Empezó a sentir dolores, de los golpes, del cansancio; los pulmones, congestionados por una desconocida presión, sin aliento, parecían ir a estallarle cuando notó otro impacto en la cabeza y simultáneamente vio como una cegadora llamarada. Fue antes, mucho antes de ser empujado fuera del río, quizás.

Quedó varado entre unos arbustos, con medio cuerpo fuera del agua y las piernas aún sumergidas; respirando trabajosamente, casi inconsciente, pero nota los dolores, en la cara, los brazos, el pecho. Evoca, sueña, con su mujer, el sillón de mimbre, la camilla, la atmósfera relajada de su casa.

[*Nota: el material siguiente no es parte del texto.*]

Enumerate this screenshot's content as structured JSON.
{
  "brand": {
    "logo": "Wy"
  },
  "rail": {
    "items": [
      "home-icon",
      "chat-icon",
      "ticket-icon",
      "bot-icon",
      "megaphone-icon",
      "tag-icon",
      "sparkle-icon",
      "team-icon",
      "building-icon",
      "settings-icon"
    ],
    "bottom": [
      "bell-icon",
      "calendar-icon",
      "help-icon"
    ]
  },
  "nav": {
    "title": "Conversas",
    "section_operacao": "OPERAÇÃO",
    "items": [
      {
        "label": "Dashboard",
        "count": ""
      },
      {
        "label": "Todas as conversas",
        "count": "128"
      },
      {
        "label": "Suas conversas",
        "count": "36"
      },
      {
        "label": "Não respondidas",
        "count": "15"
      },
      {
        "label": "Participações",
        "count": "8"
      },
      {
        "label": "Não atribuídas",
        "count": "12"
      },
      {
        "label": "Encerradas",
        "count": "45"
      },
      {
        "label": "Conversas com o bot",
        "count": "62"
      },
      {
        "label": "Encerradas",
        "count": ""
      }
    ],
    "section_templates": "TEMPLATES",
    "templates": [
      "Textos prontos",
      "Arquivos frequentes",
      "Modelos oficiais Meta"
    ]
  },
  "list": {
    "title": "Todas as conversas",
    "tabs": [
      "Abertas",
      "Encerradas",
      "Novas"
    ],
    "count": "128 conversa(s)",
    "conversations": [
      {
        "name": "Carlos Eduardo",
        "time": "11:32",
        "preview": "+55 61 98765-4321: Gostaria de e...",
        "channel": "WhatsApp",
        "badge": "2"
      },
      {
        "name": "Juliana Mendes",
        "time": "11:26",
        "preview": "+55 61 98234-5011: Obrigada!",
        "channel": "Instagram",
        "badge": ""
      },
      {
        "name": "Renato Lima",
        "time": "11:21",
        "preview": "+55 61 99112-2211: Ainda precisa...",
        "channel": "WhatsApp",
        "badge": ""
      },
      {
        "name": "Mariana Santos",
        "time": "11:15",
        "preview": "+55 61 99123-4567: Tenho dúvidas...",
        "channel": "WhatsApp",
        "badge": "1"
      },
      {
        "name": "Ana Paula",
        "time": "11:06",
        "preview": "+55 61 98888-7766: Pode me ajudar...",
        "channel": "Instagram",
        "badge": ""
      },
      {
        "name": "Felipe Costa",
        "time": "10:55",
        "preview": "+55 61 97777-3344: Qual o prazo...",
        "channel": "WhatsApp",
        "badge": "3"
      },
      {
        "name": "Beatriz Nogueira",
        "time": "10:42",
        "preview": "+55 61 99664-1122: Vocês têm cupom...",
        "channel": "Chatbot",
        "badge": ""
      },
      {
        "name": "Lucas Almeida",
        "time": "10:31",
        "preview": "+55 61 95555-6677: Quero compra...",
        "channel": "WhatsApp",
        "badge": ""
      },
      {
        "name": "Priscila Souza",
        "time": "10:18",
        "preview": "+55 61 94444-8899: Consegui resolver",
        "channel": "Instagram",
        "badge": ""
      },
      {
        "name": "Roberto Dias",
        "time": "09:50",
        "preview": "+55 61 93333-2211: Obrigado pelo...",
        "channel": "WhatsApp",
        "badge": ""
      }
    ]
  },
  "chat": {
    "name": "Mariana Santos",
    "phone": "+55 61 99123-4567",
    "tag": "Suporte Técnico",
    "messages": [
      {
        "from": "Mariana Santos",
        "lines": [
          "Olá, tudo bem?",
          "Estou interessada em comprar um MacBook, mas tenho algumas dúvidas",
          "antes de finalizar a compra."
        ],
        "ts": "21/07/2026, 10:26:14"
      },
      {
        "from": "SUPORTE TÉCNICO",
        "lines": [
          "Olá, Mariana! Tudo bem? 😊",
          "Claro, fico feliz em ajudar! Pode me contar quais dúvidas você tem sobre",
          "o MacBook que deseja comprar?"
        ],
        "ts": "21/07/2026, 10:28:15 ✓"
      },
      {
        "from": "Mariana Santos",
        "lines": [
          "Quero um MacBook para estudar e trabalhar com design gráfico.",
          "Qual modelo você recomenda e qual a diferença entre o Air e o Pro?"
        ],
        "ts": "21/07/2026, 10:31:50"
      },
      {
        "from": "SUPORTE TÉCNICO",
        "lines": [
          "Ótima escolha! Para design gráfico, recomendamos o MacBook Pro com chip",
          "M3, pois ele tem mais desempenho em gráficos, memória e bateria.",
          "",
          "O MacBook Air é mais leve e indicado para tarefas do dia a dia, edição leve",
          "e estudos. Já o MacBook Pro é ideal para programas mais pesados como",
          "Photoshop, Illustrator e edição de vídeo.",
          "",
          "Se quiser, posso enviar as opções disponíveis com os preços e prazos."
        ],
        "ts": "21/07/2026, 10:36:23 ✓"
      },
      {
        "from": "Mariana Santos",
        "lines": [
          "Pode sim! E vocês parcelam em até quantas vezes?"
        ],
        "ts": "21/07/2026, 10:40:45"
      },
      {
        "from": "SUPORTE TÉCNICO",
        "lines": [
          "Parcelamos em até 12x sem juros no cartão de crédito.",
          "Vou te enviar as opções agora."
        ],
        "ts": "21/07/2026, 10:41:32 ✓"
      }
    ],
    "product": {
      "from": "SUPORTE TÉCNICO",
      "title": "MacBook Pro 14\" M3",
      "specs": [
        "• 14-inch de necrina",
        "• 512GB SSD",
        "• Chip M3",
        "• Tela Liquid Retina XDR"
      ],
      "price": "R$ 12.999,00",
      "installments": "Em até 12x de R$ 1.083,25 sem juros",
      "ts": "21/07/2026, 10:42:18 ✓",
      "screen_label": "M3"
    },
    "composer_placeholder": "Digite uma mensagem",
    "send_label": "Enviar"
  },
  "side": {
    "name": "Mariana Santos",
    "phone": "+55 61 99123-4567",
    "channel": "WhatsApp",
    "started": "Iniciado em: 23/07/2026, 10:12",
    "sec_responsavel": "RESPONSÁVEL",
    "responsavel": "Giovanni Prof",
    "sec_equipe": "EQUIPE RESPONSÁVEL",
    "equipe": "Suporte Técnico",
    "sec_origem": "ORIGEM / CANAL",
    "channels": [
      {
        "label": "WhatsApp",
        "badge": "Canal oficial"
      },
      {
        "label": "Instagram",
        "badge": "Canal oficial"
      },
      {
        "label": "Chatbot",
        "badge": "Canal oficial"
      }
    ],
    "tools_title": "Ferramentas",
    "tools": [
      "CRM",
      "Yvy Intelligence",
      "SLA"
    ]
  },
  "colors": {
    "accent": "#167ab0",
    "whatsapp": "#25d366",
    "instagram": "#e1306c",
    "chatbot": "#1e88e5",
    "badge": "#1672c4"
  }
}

Después de varias horas, cuando falta poco para el amanecer, se despierta y sale totalmente del agua. De pronto, sin sufrimientos físicos, salvo los ojos que no distinguen los objetos como antes; en la obscuridad escurre como puede sus ropas empapadas y prueba a dar unos pasos. Reconoce el entorno lentamente y calcula que está a más de un kilómetro del puente del merendero y echa a andar, de regreso. Ya no tiene frío y los dolores han desaparecido. A través del velo que cela su mirada ve que el río, en aquel sector, se mantiene dentro del cauce y nadie parece vigilarlo, posiblemente la avenida ha cedido. En la incierta penumbra previa al amanecer se va cruzando con grupos de personas, parecen vecinos de esas calles pero no les conoce, no obstante le sonríen al pasar y hacen un ademán amable alzando el brazo; él les corresponde y, sin darse cuenta, sin conciencia del camino que recorre, sin saber muy bien cómo ni por dónde, retorna a la zona del merendero y de las huertas. Hay poca gente trabajando. Ya nadie pone sacos, miran al río simplemente; los focos, encendidos, parecen inútiles, no obstante los que viven en las casas próximas siguen allí quietos, como esperando, sin hablar. Cuando está a su altura le saludan en silencio, con un gesto, y el capataz de bomberos, desde lejos, agita una mano en su dirección.

Enseguida llega a su casa, no en la que había nacido, sino otra más nueva –la furgoneta DKW con la que se gana la vida, está aparcada unos metros más allá de la puerta, la divisa claramente–. A la entrada de la vivienda aparece su mujer que sale a recibirle con cara de felicidad y le acompaña al interior donde todo está igual que cuando salió unas horas antes. Se dirigen a la salita de la mesa camilla y Eugenio Saelices se acomoda en el sillón de mimbre. Huele bien, todo está en silencio y se siente dichoso al lado de Andrea, entre sus cosas; la cómoda donde ella guarda la ropa, el reloj despertador marca “Cid” que está encima y cuyo acompasado “clic-clac” marca el ritmo de sus corazones... lo mira tenuemente y escucha; parece que no suena. Se habrá parado a falta de darlo cuerda. Tiene sueño, se pasa la mano por la frente y sus dedos tropiezan con la zona hundida por el golpe, cerca de la sien, pero no le duele. Quiere dormir, ahora que todo ha pasado. Cierra los ojos y reclina la cabeza mientras persiste el silencio.



El cuerpo inanimado de Eugenio Saelices, con una tremenda fractura craneal, y hundimiento del parietal derecho, se encontró a los tres días de su desaparición, en un remanso del Duero donde había llegado arrastrado por las aguas desbordadas. Por el golpe recibido en la cabeza, su muerte fue instantánea, según la autopsia.